Ces incendies génèrent d’importants panaches de fumée chargés en particules fines. À Toronto, la qualité de l’air s’est fortement dégradée, avant que le panache ne progresse vers les Grands Lacs puis le nord-est des États-Unis, jusqu’à New York. Les autorités canadiennes faisaient état de centaines de feux actifs à l’échelle du pays, dont une partie hors de contrôle.
Le rôle clé du vent de nord-ouest
La situation s’explique par une configuration météo favorable au transport longue distance des fumées. Entre les hautes pressions sur le centre du continent nord-américain et des basses pressions plus à l’est du Canada, un flux de nord-ouest s’est mis en place.
Ce courant a canalisé les fumées depuis l’Ontario vers les États américains des Grands Lacs, puis vers la côte Est. C’est ce mécanisme qui permet à des particules issues d’incendies situés à plusieurs centaines de kilomètres d’atteindre une métropole comme New York. Le phénomène est spectaculaire, mais classique lors des grands feux : les particules fines peuvent voyager très loin lorsqu’elles sont injectées en altitude puis rabattues vers les basses couches.
Une qualité de l’air au plus bas depuis 2023
À New York, l’air a été jugé dangereux ou malsain pour la santé selon les secteurs et les moments de la journée. Les autorités ont recommandé de limiter les efforts physiques en extérieur, de fermer les fenêtres et de porter un masque de type N95 ou KN95 en cas de sortie prolongée, surtout pour les personnes fragiles. La ville indique qu’il pourrait s’agir du pire épisode de fumée depuis 2023.
Les particules fines issues des feux sont particulièrement irritantes pour les voies respiratoires. Elles peuvent provoquer toux, gêne respiratoire, irritation des yeux ou fatigue, avec un risque accru pour les enfants, les personnes âgées, les femmes enceintes et les personnes souffrant d’asthme ou de maladies cardio-respiratoires.

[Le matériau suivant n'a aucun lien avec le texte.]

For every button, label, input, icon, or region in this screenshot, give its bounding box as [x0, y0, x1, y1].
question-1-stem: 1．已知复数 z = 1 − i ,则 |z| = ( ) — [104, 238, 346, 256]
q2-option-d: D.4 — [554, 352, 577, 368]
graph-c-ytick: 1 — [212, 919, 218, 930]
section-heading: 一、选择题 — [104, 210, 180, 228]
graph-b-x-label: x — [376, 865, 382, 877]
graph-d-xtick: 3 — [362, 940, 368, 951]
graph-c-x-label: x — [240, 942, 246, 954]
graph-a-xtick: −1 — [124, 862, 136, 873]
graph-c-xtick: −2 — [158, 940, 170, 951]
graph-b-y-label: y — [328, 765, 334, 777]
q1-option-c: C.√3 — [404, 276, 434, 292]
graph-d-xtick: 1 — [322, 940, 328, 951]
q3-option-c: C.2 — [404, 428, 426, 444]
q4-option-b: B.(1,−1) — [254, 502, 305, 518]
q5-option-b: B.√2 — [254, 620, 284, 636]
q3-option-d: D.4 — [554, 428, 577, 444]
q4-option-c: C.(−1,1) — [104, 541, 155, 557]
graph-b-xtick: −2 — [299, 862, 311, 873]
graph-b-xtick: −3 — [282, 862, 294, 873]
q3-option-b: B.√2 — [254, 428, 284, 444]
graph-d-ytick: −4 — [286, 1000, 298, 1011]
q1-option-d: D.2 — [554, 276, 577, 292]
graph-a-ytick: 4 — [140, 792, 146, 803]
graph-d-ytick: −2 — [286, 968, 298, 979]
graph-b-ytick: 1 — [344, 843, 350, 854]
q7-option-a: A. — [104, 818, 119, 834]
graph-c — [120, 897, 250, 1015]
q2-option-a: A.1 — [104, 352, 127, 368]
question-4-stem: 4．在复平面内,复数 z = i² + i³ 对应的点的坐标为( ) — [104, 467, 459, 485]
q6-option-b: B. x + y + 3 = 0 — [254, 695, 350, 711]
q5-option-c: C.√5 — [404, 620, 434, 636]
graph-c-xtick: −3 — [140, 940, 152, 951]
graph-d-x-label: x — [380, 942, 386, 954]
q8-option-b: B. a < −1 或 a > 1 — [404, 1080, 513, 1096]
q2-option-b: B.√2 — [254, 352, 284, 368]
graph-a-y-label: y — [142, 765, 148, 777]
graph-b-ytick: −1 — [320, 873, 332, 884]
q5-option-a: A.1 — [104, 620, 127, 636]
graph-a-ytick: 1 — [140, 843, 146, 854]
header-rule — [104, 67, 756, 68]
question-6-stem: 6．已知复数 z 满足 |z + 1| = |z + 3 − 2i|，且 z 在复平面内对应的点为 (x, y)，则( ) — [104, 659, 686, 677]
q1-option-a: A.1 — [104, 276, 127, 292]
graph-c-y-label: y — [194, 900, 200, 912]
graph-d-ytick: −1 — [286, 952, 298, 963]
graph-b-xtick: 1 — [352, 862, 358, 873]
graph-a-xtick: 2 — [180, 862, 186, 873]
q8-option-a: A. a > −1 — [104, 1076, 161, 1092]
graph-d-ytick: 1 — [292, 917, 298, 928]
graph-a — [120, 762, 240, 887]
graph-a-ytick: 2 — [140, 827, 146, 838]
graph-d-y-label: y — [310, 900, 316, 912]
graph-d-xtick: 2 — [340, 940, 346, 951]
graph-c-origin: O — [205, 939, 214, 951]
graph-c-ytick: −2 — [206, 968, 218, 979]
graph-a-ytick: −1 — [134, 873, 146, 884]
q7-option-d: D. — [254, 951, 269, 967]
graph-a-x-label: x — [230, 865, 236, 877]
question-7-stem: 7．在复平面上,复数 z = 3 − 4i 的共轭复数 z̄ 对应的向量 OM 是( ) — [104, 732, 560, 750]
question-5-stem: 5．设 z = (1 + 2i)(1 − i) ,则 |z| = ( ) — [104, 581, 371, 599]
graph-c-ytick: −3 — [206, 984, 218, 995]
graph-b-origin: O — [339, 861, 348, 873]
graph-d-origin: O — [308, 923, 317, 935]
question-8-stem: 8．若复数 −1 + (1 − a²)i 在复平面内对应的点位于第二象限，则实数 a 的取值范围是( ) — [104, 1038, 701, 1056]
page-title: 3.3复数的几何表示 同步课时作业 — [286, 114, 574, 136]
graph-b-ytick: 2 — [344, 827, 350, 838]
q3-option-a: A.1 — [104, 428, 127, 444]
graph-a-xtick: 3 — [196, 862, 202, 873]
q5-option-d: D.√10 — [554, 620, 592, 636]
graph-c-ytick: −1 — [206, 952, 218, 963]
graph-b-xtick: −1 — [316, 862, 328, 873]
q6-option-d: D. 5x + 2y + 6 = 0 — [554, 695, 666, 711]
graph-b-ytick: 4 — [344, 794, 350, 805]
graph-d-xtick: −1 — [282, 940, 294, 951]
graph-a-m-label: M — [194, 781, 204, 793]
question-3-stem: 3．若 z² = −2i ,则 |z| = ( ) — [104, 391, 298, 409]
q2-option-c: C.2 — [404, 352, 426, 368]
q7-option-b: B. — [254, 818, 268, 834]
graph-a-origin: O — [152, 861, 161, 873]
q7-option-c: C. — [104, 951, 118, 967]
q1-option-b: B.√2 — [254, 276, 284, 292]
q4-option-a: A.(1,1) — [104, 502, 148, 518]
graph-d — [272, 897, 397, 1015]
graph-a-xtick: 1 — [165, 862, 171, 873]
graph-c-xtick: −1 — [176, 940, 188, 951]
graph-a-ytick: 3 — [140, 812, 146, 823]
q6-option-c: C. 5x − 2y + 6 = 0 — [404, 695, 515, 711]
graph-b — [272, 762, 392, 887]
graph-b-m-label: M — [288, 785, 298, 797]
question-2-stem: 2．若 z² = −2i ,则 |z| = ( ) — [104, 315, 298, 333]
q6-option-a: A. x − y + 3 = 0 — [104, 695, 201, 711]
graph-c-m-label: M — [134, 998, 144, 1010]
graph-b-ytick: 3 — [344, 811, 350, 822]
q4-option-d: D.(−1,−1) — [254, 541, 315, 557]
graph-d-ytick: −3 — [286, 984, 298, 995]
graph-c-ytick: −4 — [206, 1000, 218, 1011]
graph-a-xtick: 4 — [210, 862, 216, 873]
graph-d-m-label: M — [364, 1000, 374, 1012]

Un épisode à surveiller jusqu’à la fin de semaine
L’amélioration dépendra de l’évolution du vent et de la dispersion atmosphérique. Tant que le flux de nord-ouest persistera, de nouvelles bouffées de fumée pourront atteindre New York et le nord-est des États-Unis. Une pluie plus organisée ou un changement de circulation permettrait en revanche de lessiver l’atmosphère et d’améliorer plus franchement la qualité de l’air, mais pour le moment, ce n'est pas prévu.
Cet épisode rappelle que les grands incendies canadiens n’ont pas seulement des conséquences locales. Dans certaines configurations météo, leurs fumées peuvent affecter des millions d’habitants à grande distance, jusque dans les plus grandes métropoles du nord-est américain.